Seringue (archive)Le président de l'Union cycliste internationale (UCI), Pat McQuaid, a proposé mardi aux coureurs du ProTour un contrat moral de lutte contre le dopage. Il s'agit d'une charte que les 600 coureurs peuvent signer sur la base du volontariat jusqu'au 7 juillet, jour du prologue du Tour de France. Pat McQuaid, qui s'exprimait lors d'une conférence de presse après une réunion entre l'UCI et les 20 équipes du ProTour, a reconnu que cet engagement n'avait aucune valeur juridique et que les coureurs qui refuseraient de le signer ne seraient pas sanctionnables d'un point de vue légal. Ce sera "aux équipes de décider que faire avec eux", a-t-il dit, ajoutant que l'UCI tiendrait à jour sur son site internet une liste des signataires.
Cet "Engagement des coureurs pour un nouveau cyclisme", c'est le nom de la charte, prévoit deux engagements majeurs : en cas de contrôle positif, les coureurs devront s'acquitter d'une amende équivalente à une année de salaire. Les coureurs s'engagent aussi à fournir des échantillons d'ADN aux enquêteurs de l'affaire Puerto, cette affaire de dopage sanguin dans laquelle le coureur cycliste Ivan Basso avait reconnu son implication et a été suspendu pendant deux ans. Ils pourraient ainsi collaborer avec la justice espagnole dans le cadre de cette affaire de dopage.
"Engagement personnel"
Plusieurs cyclistes dont le nom a été cité dans l'affaire Puerto ont été recrutés par des équipes de niveau continental et M. McQuaid a indiqué qu'il les interrogerait bientôt à ce sujet et qu'il proposerait le même genre d'engagement écrit aux équipes de divisions inférieures. "Légalement, on ne peut empêcher les cyclistes de courir.
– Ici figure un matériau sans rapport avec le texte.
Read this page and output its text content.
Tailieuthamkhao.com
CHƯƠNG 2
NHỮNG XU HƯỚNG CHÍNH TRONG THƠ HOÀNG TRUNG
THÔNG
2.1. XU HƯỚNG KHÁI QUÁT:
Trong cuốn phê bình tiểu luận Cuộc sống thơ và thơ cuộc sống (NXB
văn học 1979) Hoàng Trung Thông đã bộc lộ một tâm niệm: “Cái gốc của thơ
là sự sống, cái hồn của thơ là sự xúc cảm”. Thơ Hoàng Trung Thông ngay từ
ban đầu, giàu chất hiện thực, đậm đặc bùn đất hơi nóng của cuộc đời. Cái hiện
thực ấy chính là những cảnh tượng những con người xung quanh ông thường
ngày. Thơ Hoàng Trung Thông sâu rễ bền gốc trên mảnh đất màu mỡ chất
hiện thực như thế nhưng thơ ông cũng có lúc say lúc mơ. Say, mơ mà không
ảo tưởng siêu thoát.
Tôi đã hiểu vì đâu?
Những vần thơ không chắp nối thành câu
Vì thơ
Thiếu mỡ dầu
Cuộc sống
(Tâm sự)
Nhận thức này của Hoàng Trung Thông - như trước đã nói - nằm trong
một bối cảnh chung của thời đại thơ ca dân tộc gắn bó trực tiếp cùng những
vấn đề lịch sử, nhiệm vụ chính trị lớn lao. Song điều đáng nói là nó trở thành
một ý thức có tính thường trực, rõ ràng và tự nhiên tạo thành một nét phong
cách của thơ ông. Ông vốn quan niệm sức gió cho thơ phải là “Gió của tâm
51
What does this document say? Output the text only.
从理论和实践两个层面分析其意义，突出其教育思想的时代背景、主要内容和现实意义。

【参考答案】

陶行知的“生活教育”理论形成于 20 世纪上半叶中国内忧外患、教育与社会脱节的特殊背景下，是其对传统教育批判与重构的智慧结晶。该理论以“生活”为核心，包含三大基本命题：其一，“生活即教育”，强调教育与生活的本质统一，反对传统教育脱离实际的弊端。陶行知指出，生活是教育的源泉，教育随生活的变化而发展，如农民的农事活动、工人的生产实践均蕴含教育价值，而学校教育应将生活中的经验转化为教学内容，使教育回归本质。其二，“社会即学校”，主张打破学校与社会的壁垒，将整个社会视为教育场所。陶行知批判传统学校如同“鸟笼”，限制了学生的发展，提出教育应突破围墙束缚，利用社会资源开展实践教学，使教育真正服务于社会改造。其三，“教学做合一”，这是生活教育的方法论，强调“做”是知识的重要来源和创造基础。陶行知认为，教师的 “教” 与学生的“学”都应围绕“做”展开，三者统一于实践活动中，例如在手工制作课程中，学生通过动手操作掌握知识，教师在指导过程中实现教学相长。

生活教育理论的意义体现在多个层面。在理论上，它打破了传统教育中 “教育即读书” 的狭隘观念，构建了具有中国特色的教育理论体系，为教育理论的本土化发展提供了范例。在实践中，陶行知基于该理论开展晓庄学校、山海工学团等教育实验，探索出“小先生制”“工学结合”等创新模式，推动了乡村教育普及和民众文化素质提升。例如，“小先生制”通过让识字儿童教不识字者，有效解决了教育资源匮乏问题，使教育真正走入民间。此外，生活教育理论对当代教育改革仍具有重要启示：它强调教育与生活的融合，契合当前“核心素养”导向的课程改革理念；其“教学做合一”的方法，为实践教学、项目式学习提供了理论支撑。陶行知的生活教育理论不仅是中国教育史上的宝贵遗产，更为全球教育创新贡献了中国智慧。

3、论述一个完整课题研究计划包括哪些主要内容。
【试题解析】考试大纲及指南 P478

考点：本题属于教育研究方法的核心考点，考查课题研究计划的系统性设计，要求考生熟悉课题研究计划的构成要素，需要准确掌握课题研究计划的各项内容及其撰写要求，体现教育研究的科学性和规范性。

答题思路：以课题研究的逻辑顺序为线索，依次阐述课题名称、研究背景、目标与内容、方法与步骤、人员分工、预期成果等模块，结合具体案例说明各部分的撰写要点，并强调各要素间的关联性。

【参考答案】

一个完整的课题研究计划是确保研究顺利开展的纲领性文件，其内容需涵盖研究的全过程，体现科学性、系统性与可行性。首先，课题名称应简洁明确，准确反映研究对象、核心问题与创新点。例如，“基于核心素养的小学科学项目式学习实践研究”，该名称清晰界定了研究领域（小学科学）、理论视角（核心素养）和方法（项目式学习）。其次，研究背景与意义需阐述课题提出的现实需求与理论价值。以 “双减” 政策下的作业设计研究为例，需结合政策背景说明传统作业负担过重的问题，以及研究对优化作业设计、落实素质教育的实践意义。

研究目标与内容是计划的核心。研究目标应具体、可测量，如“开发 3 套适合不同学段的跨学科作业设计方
On en reste donc à la lettre qui est un engagement personnel, une véritable volonté de changement née des chocs Puerto et Landis" (vainqueur du Tour de France 2006 contrôlé positif à la testostérone et dont le sort n'est pas encore réglé, ndlr), s'est réjoui le patron du cyclisme mondial.
Anne Gripper, la responsable du programme antidopage de l'UCI, a pour sa part estimé qu'un coureur n'ayant pas signé l'engagement ne prendrait vraisemblablement pas le départ du Tour de France "non pour des raisons légales mais à cause de la pression".